Prognostic Analysis of Pathological Stage I Lung Adenocarcinoma Harboring Major EGFR Mutations.

Abstract

Background: While Epidermal growth factor receptor (EGFR) mutation-positive lung adenocarcinoma (LUAD) has favorable outcomes with targeted therapy, early-stage prognosis remains influenced by pathological factors and central nervous system (CNS) recurrence. The study aimed to clarify prognostic factors in pathological stage (pStage) I EGFR mutation-positive LUAD.

Methods: Between 2015 and 2018, 2,191 pStage I LUAD cases with known EGFR status (excluding EGFR testing after recurrence) who received anatomical resection were included from multiple institutions in Japan. Univariate and multivariate analyses of disease-free survival (DFS) and overall survival (OS) were performed.

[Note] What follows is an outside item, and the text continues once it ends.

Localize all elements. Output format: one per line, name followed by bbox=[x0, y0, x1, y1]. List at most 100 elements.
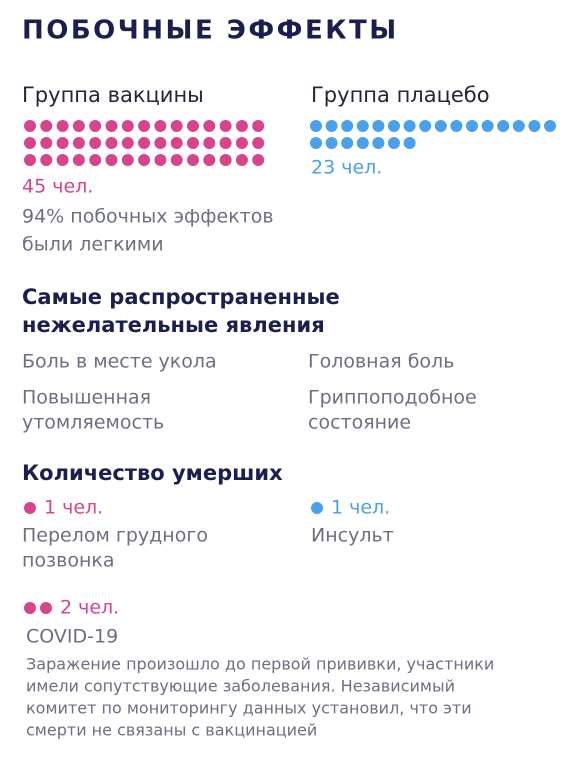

Results: 1,073 (49.0%) cases harbored EGFR mutations, including 419 (19.1%) with 19del and 529 (24.1%) with L858R. In cases with major EGFR mutation (n = 948), multivariate analysis showed that the absence of noninvasive area (NIA) (hazard ratio [HR]: 1.778, 95% confidence interval [CI]: 1.174-2.692, P = .0065), pStage (IA2 vs. IA1, HR: 2.079, 95% CI: 1.129-3.827, P = .0345; IA3 vs. IA1, HR: 4.009, 95% CI: 2.088-7.696, P = .0001; IB vs. IA1, HR: 5.280, 95% CI: 2.871-9.709, P < .0001), and presence of lymphatic invasion (HR: 1.855, 95% CI: 1.103-3.119, P = .0197) were independent predictors of shorter DFS, and only advanced pStage was an independent predictor of CNS recurrence (relative risk for pStage IA3 or more: 9.729, P < .0001).

Conclusion: In EGFR mutation-positive pStage I LUAD, those without NIA, with higher pStage and lymphatic invasion were independent predictive factors for DFS, and pStage ≥ IA3 was an independent predictor of CNS recurrence.